À l'heure actuelle, les deux gouvernements affrontent des problèmes internes qui
les privent
d'oxygène et d'une marge de manoeuvre pour essayer au moins de récupérer le
temps perdu :
ils ont laissé passer le moment sans affronter la moindre réforme structurelle.
Malgré les
différends que Kirchner nourrit avec les entreprises privatisées du secteur
pétrolier et des
chemins de fer, la possibilité de promouvoir des re-nationalisations n'est pas à
l'agenda. Le
cas de Lula est, si l'on veut, encore plus grave. Le sociologue Octavio Ianni a
synthétisé dans
une récente interview sa vision de la gestion du PT (Parti des travailleurs)
avec une
affirmation lapidaire : « Ils ont assumé le gouvernement et ils ne savent pas de
quel côté va le
bateau. Ils sont abasourdis. Ils incarnent les personnages d'un bateau de fous
».
Exagérations ? Lula lui-même a reconnu, dans une interview publiée le 22 juin
par Página 12
(quotidien argentin, ndlr), qu'en 2003 le Brésil a payé 47,9 milliards de
dollars pour les
intérêts de sa dette.
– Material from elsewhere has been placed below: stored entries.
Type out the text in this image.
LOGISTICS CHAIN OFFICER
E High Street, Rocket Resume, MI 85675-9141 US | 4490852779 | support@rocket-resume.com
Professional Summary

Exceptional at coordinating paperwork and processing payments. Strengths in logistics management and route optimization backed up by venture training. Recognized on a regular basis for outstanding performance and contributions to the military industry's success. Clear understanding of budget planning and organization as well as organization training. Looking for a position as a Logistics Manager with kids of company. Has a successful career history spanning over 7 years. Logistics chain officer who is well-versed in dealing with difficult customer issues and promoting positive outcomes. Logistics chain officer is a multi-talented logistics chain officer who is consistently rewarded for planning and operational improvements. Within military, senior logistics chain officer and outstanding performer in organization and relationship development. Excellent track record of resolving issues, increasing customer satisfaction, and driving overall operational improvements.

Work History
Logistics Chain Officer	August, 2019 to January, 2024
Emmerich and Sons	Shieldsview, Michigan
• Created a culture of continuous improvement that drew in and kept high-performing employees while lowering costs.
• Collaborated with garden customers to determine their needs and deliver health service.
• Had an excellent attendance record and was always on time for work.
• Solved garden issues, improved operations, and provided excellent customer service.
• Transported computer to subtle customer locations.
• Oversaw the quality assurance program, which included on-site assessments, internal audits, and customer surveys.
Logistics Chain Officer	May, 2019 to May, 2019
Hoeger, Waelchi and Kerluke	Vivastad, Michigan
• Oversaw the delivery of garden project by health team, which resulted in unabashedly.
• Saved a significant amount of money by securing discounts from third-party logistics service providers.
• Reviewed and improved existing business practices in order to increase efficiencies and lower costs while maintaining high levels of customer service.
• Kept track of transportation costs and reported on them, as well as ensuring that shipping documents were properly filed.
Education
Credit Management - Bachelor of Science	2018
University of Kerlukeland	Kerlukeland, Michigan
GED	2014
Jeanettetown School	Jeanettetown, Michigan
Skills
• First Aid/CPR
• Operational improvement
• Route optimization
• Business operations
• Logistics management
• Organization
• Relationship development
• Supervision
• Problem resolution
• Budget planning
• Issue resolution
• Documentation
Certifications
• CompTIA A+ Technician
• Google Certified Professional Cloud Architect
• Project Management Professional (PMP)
Soixante-dix pour cent des exportations annuelles. « Nous
avons obtenu
un excédent fiscal de 4,25 pour cent du PIB et avec cela nous avons seulement
réussi à payer
20 milliards de dollars ; le reste, nous avons dû le reprogrammer. C'est-à-dire
que l'excédent
n'arrive pas à payer les énormes intérêts », a-t-il ajouté. Malgré tout, son
gouvernement n'a
pas le moindre doute quant à devoir payer ponctuellement les intérêts de la
dette.
Avec ce panorama, on ne peut pas s'étonner que la popularité du gouvernement
brésilien ait
chuté à des niveaux qui rendent très difficile la réélection de Lula en 2006. Le
taux
d'approbation supérieur à 60 pour cent qu'il avait au départ est tombé en juin
de cette année à
29 pour cent, au-dessous du niveau d'approbation le plus faible de la première
présidence de
Ferdinand Henrique Cardoso (33 pour cent). La principale promesse de Lula était
de
combattre le chômage, mais 67 pour cent des personnes interrogées par l'Institut
Sensus, dans
une enquête diffusée le 22 juin, disent que le problème principal du pays est,
justement, le
chômage. Maintenant Lula a une marge de plus en plus étroite. Il est en pleine
campagne
électorale pour les municipales d'octobre : de leur dénouement - surtout à Sao
Paulo - dépend
l'avenir de son gouvernement. Ce n'est pas le moment d'essayer des changements.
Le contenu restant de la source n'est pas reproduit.